In the book, the scene is pretty much the same as described (except that it’s his hand that balls up into a fist off and on rapidly).
No explanation is given.
The book also describes how a stool specimen is turned in full of jalapeno pepper seeds–very funny!

I doubt if they knew what they were testing with that needle other than speed/durability of reflexes.

The Right Stuff by Tom Wolfe is an excellent read, even for folks who don’t like “history”. Wolfe’s narrative style and attention to little things make the book read like a work of fiction. Deeply absorbing, and highly recommended.

At least the movie used a fellow Navy aviator for the electrode story. I mean, barely 5 of the Mercury 7 had any lines; dwelling on the guys who didn’t make the first cut would’ve been demanding too much.

(Save that for the sequel, “Almost the Right Stuff.”)

“The Penultimate Stuff”

TRS is a great book, and the movie is just as good. Neither work gets nearly as much respect among critics as they should.

Roger Ebert just named “The Right Stuff” as one of the “Great Movies”. Here’s his review.

My favorite movie of all time. I think Siskel and Ebert both picked it as the best movie of its year. I know they did a show where they picked the best movies of the 80s, one of them had it second and the other third. It’s not like Rog has just discovered it.

Apart from that you’re right, it’s never gotten the acclaim it deserved. And I didn’t care very much for Ebert’s re-review of it, but it is going to be included in his overlooked film festival this spring. I’d love to see it on a big screen again.

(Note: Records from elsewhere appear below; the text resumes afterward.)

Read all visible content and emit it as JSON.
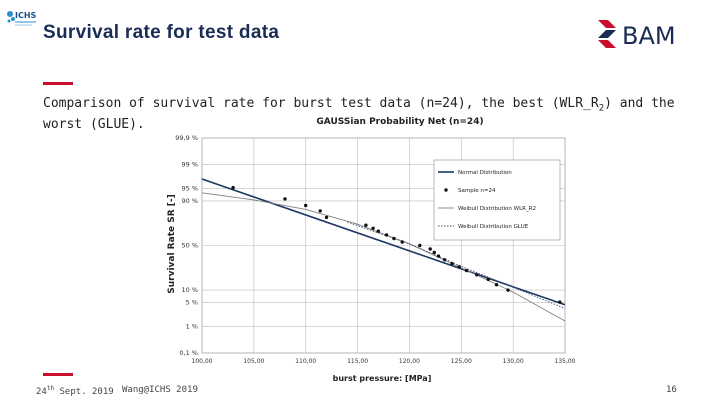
{
  "header": {
    "ichs_logo_text": "ICHS",
    "title": "Survival rate for test data",
    "bam_logo_text": "BAM",
    "subtitle_main": "Comparison of survival rate for burst test data (n=24), the best (WLR_R",
    "subtitle_sub": "2",
    "subtitle_end": ") and the worst (GLUE)."
  },
  "footer": {
    "date_day": "24",
    "date_sup": "th",
    "date_rest": " Sept. 2019",
    "author": "Wang@ICHS 2019",
    "page": "16"
  },
  "colors": {
    "title": "#1a2b55",
    "accent_red": "#c8102e",
    "normal_line": "#1f3864",
    "weibull_line": "#7f7f7f",
    "glue_line": "#3a4a6a"
  },
  "chart_data": {
    "type": "scatter",
    "title": "GAUSSian Probability Net (n=24)",
    "xlabel": "burst pressure: [MPa]",
    "ylabel": "Survival Rate SR [-]",
    "scale_y": "probability (normal)",
    "xlim": [
      100,
      135
    ],
    "x_ticks": [
      100,
      105,
      110,
      115,
      120,
      125,
      130,
      135
    ],
    "x_tick_labels": [
      "100,00",
      "105,00",
      "110,00",
      "115,00",
      "120,00",
      "125,00",
      "130,00",
      "135,00"
    ],
    "y_ticks": [
      0.1,
      1,
      5,
      10,
      50,
      90,
      95,
      99,
      99.9
    ],
    "y_tick_labels": [
      "0,1 %",
      "1 %",
      "5 %",
      "10 %",
      "50 %",
      "90 %",
      "95 %",
      "99 %",
      "99,9 %"
    ],
    "grid": true,
    "legend_position": "top-right",
    "legend": [
      "Normal Distribution",
      "Sample n=24",
      "Weibull Distribution WLR_R2",
      "Weibull Distribution GLUE"
    ],
    "series": [
      {
        "name": "Normal Distribution",
        "style": "solid-dark",
        "points": [
          [
            100,
            97.2
          ],
          [
            135,
            4.4
          ]
        ]
      },
      {
        "name": "Sample n=24",
        "style": "dots",
        "points": [
          [
            103.0,
            95.2
          ],
          [
            108.0,
            91.0
          ],
          [
            110.0,
            87.5
          ],
          [
            111.4,
            84.0
          ],
          [
            112.0,
            79.0
          ],
          [
            115.8,
            72.0
          ],
          [
            116.5,
            69.0
          ],
          [
            117.0,
            66.0
          ],
          [
            117.8,
            62.0
          ],
          [
            118.5,
            58.0
          ],
          [
            119.3,
            54.0
          ],
          [
            121.0,
            50.0
          ],
          [
            122.0,
            46.0
          ],
          [
            122.4,
            42.0
          ],
          [
            122.8,
            38.0
          ],
          [
            123.4,
            34.0
          ],
          [
            124.1,
            30.0
          ],
          [
            124.8,
            27.0
          ],
          [
            125.5,
            23.5
          ],
          [
            126.5,
            20.0
          ],
          [
            127.6,
            16.5
          ],
          [
            128.4,
            13.0
          ],
          [
            129.5,
            10.0
          ],
          [
            134.5,
            5.2
          ]
        ]
      },
      {
        "name": "Weibull Distribution WLR_R2",
        "style": "solid-gray",
        "points": [
          [
            100,
            93.5
          ],
          [
            105,
            90.5
          ],
          [
            110,
            85.0
          ],
          [
            115,
            73.0
          ],
          [
            120,
            52.0
          ],
          [
            125,
            26.0
          ],
          [
            130,
            9.0
          ],
          [
            135,
            1.5
          ]
        ]
      },
      {
        "name": "Weibull Distribution GLUE",
        "style": "dotted",
        "points": [
          [
            114,
            75.0
          ],
          [
            120,
            52.0
          ],
          [
            125,
            27.5
          ],
          [
            130,
            11.5
          ],
          [
            135,
            3.5
          ]
        ]
      }
    ]
  }
}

One of the best things about the movie was the insect sound of cameras that arose everytime the press hounds were shown.

My favorite movie and I enjoyed the book as well. However, the Mercury astronauts themselves have made no secret of the fact that they hated Wolfe’s novel and therefore didn’t like the movie much either.

Yeah, but Chuck Yeager didn’t seem to mind it much. He plays the bartender at Pancho’s Happy Bottom Riding Club in the movie. That’s him grinning in the background of all the Pancho’s scenes.

When I watched “Monsters Inc” I started laughing and my fiancee didn’t know why I was laughing. They had appropriated the scene of all the astronauts walking together and used it in the movie…

Why would Chuck Yeager mind the movie? The whole damn thing is about him. His presence permeates the entire film and he comes out of it looking the best of anybody in it. That film (along with his autobio released around the same time) led to a mini-revival of Yeager worship. Not undeserved, of course.

Anyone else notice the interesting mistake Ebert makes (twice) in his re-review, in referencing the Challenger disaster when he clearly means Columbia? I’m pretty sure that’s a straight up mistake, not a chronology/continuity problem, because the review is dated and he references recent Hubble discoveries.

The review is also interesting for focusing on the astronaut = monkey theme in the movie. The debate over whether men and women needed to be in the spacecraft at all seems to be as relevant today as it was during the Mercury program.

The movie Armageddon also used that scene. Cool in the Right Stuff, funny in Monsters, Inc., and doofy in Armageddon - if you ask me…, which you didn’t.